As you see, a year ago I was half way into a picture perfect pregnancy, complete with morning sickness, baby flutters, braxton hicks contractions and just one or two first trimester scares.  It was my third pregnancy, so I knew the drill. But then suddenly I didn't.  I had a normal pregnancy up until this day a year ago.  Within a week I would be considered a high-risk pregnancy.  We don't really know why.  I started searching the internet, suddenly very interested in birth stories from early preemies.  I ran into a lot of sad stories, and desperately did not want my son to become another one of those stories.

But he came early.  [Spoiler alert.] My son was born 17 weeks early, at a gestational age of 23 weeks -- a grey period in the life of a preterm infant, where viability of the infant is at the very earliest end of "marginal viability" and where it is assumed that any infant that lives will live with disabilities that carry with them through life.  A study from 1996 states that the chances of survival for these 23 weekers is about 5%.  My NICU said their rates of survival were just under 50%.  Either way, this isn't a great way to enter the world.

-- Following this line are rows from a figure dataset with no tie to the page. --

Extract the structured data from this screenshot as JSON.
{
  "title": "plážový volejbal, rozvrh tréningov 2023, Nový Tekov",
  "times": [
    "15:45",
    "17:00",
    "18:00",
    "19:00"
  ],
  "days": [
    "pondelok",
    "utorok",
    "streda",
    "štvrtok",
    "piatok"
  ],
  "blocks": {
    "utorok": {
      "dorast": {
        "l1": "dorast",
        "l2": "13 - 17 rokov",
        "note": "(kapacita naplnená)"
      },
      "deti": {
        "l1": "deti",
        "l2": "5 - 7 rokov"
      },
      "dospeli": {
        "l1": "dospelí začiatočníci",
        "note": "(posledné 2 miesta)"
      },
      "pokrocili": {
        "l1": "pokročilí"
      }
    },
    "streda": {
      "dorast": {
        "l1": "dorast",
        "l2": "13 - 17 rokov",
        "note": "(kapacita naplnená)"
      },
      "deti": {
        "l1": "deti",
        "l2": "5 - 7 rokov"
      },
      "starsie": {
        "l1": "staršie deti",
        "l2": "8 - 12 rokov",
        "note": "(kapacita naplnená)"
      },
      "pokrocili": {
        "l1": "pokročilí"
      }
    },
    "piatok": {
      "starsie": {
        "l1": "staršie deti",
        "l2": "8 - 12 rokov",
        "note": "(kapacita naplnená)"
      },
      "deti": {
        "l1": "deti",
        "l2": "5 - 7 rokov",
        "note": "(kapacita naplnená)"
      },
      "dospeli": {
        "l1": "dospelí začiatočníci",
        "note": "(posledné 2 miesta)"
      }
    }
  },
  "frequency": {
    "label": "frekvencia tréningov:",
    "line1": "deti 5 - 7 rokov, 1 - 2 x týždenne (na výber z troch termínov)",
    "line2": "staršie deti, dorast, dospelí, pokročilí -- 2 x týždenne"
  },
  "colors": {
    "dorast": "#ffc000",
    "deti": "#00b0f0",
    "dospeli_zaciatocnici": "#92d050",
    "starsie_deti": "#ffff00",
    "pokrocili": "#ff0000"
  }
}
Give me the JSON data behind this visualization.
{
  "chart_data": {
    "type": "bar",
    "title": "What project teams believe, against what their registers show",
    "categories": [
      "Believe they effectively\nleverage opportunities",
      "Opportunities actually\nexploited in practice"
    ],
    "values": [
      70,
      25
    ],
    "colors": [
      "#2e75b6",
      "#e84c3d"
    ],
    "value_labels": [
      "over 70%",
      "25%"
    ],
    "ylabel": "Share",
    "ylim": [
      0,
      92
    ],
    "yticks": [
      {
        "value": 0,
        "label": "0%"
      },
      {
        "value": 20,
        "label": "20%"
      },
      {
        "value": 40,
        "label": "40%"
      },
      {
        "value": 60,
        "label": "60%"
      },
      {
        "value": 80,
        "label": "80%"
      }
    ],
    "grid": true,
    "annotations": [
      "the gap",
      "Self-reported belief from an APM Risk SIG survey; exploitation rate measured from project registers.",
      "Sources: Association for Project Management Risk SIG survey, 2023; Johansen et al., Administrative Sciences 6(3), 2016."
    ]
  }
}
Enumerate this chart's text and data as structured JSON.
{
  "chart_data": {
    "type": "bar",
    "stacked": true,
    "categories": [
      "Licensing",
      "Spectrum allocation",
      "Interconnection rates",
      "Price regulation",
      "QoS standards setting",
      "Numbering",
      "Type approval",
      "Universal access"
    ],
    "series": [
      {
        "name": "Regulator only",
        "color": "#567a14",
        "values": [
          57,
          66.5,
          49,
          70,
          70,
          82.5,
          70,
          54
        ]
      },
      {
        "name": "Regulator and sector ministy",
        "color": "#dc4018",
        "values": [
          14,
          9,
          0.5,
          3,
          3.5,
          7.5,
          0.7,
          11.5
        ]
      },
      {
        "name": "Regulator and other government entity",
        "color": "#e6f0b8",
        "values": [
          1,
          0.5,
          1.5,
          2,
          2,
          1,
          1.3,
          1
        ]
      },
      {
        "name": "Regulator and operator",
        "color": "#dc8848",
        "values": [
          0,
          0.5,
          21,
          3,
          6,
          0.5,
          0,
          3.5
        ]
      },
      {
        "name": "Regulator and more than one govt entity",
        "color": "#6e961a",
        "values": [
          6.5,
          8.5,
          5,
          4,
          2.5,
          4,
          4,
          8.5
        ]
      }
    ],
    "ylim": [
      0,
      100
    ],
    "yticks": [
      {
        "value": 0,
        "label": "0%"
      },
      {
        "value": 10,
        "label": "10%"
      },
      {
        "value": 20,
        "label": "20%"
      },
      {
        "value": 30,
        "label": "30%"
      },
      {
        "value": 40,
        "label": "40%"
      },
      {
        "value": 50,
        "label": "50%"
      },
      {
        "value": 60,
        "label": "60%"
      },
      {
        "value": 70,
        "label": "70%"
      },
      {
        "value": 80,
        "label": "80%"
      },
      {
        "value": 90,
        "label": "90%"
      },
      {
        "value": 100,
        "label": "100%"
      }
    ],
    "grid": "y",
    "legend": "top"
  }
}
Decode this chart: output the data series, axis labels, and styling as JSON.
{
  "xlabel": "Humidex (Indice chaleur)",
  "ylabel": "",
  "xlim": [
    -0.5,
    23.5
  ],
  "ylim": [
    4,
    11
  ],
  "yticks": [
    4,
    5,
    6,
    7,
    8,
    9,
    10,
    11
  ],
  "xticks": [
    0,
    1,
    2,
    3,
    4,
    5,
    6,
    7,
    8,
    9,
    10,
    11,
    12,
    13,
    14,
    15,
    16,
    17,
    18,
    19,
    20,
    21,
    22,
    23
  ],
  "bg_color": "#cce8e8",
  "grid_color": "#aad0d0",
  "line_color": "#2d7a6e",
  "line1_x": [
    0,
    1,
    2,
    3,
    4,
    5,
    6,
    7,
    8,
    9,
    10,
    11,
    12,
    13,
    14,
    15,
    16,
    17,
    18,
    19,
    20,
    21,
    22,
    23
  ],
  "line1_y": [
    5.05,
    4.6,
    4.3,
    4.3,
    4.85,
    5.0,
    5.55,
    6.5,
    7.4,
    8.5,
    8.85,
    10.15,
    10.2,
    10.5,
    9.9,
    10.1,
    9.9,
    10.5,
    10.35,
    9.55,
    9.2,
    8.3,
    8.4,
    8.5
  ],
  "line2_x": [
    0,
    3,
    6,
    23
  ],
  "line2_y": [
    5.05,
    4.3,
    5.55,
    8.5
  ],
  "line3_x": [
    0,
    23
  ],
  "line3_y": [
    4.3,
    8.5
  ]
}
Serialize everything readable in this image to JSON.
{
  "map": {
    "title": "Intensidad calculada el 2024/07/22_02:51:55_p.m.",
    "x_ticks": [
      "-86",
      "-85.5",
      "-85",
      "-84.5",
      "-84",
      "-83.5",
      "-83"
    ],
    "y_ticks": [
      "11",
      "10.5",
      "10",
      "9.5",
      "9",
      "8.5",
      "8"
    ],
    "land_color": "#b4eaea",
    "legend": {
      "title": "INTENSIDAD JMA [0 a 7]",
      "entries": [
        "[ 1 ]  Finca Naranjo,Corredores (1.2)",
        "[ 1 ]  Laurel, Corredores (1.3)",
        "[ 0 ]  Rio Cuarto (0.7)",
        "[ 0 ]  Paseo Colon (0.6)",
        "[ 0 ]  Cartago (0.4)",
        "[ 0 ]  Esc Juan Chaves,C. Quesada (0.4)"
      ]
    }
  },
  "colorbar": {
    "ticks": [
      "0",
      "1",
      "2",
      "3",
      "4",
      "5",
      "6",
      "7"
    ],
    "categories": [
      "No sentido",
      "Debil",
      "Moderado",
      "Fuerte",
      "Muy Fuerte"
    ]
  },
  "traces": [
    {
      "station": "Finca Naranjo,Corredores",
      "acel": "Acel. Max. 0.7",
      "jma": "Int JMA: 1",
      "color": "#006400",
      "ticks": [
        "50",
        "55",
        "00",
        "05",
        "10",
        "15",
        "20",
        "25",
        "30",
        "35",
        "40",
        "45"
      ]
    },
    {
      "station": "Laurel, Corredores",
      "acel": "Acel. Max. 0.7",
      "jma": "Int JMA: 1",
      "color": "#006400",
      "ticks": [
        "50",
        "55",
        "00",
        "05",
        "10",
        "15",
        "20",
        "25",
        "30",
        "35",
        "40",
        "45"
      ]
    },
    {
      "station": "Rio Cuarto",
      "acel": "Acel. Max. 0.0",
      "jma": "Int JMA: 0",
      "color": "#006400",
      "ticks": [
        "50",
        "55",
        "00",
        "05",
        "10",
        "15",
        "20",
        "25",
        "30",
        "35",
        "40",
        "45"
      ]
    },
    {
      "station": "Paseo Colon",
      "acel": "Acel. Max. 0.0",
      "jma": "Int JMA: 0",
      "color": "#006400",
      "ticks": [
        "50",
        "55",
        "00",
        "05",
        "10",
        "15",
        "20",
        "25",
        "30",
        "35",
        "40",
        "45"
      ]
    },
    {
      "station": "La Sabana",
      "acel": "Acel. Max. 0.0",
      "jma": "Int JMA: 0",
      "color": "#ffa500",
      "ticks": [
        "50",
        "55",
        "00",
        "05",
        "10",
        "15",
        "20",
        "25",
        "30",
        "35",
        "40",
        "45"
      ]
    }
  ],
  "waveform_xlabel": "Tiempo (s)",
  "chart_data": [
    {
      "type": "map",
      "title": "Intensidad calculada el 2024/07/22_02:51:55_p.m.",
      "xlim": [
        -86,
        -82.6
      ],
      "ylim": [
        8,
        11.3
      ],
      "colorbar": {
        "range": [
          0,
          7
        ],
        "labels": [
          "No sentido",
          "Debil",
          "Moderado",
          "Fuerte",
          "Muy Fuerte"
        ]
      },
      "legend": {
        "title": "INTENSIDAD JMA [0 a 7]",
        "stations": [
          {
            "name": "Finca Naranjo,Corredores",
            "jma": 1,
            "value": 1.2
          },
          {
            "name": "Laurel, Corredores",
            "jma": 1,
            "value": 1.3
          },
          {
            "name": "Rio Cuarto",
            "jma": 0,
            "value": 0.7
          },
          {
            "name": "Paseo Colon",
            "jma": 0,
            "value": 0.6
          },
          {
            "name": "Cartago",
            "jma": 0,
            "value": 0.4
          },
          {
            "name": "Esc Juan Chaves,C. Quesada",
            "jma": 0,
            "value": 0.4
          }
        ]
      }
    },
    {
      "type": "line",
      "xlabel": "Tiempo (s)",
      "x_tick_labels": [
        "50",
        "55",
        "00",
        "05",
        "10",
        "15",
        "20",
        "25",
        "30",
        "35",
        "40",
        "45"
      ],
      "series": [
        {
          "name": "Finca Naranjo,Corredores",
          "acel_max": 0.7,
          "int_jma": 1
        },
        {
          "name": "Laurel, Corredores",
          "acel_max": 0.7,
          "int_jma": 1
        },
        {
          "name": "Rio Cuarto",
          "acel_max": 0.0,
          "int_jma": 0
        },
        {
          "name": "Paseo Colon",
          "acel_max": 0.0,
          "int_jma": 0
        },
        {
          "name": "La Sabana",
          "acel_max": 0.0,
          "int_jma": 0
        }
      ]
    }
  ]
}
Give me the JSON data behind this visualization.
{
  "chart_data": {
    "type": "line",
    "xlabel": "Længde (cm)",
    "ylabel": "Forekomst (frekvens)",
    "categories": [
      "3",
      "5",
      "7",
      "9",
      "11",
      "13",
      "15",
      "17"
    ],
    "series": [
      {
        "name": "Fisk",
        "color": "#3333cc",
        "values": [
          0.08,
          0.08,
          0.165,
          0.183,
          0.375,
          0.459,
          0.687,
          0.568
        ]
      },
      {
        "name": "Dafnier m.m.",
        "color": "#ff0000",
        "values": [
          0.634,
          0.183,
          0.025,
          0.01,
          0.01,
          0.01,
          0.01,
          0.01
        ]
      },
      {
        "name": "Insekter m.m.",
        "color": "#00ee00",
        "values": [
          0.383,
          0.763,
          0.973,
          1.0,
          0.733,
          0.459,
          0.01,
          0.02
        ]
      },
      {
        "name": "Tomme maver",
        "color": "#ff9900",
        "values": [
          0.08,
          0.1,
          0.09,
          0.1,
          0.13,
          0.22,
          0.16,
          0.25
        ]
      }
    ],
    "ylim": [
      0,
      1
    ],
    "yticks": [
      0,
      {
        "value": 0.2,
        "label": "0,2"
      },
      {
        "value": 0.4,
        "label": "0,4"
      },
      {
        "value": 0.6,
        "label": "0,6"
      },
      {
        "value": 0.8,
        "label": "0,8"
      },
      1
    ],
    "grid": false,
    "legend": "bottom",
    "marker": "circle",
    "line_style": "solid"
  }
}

My history professor in college said he knew when the Cold War was over because he found he could start writing about it.  Jonathan (or JAM) has finished his NICU journey, and has started on a new chapter of his life. I know the worst is over, because I can start writing about it. He won't remember this time, and a significant part of me is jealous of this.  That said, despite the hard times, I do not want to forget the lessons I've learned.  And so, I blog.

This is about my son, but also about how his life, even before he could open his eyes, had impacted ours.  This is Jonathan's journey.  Or, since that blog name has already been taken, welcome to JAM Sessions: Lessons Learned through a 23 Week Micro-Preemie.